As a researcher in the field of disability studies, I am very interested in the origins of attitudes toward individuals with disabilities and other physical differences. Over the years I have consistently identified a disturbing undercurrent of bitterness toward individuals with disabilities. A couple of years ago I spoke with a group of teachers from across Idaho about students with disabilities, and I was honestly shocked by some of their responses. One teacher said: "The handicapped kids give me a job, but I often wonder if I'm wasting my time. Most of the kids I work with won't grow up to have jobs, pay taxes, or contribute to the community; they will just be a burden on the system when they grow up." To be fair, this sentiment is widely held by many across our community and country.
We live in a culture that is hopelessly preoccupied with physical perfection, and we are quick to judge those who appear or behave differently. We also live in a country that equates an individual's social worth with "productivity" - we glorify those who can generate/accumulate capital and look good while doing it. These distorted values leave many of us disillusioned and demoralized, but it also provides the energy for perpetuating destructive stereotypes about individuals with disabilities as unproductive, helpless and objects of pity.
The ADA was drafted to combat the discrimination and prejudice that historically has relegated people with disabilities to the role of recipients of charity. The overall intent of the ADA was to extend basic civil rights protections to individuals with disabilities who experience discrimination in employment, housing, transportation, education and community life. The idea was to change society's treatment of people with disabilities, and to provide the legal recognition of individuals with disabilities as equal, productive members of American society.

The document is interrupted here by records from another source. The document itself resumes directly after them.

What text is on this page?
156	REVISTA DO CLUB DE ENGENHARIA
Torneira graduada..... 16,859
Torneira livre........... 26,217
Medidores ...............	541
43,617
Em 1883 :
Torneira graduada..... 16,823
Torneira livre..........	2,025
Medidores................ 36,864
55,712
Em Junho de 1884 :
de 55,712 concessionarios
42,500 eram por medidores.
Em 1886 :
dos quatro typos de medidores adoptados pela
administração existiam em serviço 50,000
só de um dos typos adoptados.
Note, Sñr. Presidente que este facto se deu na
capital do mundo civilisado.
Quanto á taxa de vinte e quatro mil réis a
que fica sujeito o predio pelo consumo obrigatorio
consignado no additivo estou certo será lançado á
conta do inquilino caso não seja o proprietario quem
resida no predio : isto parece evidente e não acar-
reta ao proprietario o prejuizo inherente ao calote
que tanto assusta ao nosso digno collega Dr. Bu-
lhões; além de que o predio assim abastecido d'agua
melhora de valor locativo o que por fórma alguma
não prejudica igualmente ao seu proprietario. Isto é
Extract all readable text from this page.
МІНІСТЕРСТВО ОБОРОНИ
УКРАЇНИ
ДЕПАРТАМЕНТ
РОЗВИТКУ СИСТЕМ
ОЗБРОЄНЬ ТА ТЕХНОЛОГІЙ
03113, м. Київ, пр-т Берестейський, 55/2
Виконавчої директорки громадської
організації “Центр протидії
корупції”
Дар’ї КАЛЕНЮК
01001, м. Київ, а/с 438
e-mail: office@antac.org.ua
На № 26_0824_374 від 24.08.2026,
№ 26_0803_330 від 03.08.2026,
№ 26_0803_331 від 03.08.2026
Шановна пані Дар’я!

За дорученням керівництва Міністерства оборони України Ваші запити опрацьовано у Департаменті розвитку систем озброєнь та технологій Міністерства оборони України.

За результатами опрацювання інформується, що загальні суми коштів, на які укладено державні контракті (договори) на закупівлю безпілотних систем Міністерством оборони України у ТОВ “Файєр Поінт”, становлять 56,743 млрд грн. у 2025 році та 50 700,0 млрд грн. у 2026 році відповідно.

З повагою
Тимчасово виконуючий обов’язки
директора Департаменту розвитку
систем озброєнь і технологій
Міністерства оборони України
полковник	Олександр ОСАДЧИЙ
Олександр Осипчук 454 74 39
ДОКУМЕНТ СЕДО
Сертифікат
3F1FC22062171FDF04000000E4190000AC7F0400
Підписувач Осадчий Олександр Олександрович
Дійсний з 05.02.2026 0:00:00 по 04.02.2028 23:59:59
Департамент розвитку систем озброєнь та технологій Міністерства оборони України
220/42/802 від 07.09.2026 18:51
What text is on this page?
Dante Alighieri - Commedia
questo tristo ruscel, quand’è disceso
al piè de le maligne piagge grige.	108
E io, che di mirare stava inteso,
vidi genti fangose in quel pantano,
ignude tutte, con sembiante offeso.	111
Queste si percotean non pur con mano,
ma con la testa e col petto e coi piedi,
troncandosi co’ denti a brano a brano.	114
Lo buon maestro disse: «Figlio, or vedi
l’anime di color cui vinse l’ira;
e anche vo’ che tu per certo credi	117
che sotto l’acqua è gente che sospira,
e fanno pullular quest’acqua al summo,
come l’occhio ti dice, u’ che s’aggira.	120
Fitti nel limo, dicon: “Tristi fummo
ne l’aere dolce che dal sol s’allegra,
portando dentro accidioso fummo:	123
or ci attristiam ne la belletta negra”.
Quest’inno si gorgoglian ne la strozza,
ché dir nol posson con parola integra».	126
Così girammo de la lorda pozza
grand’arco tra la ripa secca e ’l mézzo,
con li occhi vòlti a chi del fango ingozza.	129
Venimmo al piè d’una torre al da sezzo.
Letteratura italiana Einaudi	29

The ADA dramatically altered the urban landscape for individuals with disabilities in larger cities - curb cuts, ramps and accessible public transportation are now important elements of the U.S. urban geography, but individuals with disabilities in rural areas, and especially Idaho, still have to deal with a widespread dearth of public transportation, accessible homes and businesses, community resources and viable employment opportunities. Unfortunately, Idaho is a state that is severely underdeveloped in the area of viable employment opportunities for people with disabilities.
Nationally, the rate of unemployment for people with disabilities is an astounding 63.2 percent. In Idaho the rate of unemployment for individuals with disabilities is 57.4 percent, according a 2009 report issued by the Center on Disability Statistics and Demographics. Admittedly, Idaho is doing marginally better than the national average, but Idaho's numbers can be deceiving. Idaho is a state that still supports a large sheltered workshop industry where people with disabilities are employed for extremely low pay in dead-end, grindingly boring jobs. Most sheltered workshops also are exempt from minimum wage laws, a fact that makes them one of the sole bastions of modern slave labor in the U.S.
Sheltered workshops are counterproductive to the intent of the ADA. People with disabilities deserve the opportunity to hold meaningful, community-based jobs and to be viewed as truly productive members of their communities and the state. Idaho has a moral imperative to address the disability employment situation in our state. The ADA is a good foundation, but it doesn't change attitudes or provide jobs. As disability activist Mary Johnson has noted: "A law cannot guarantee what a culture will not give."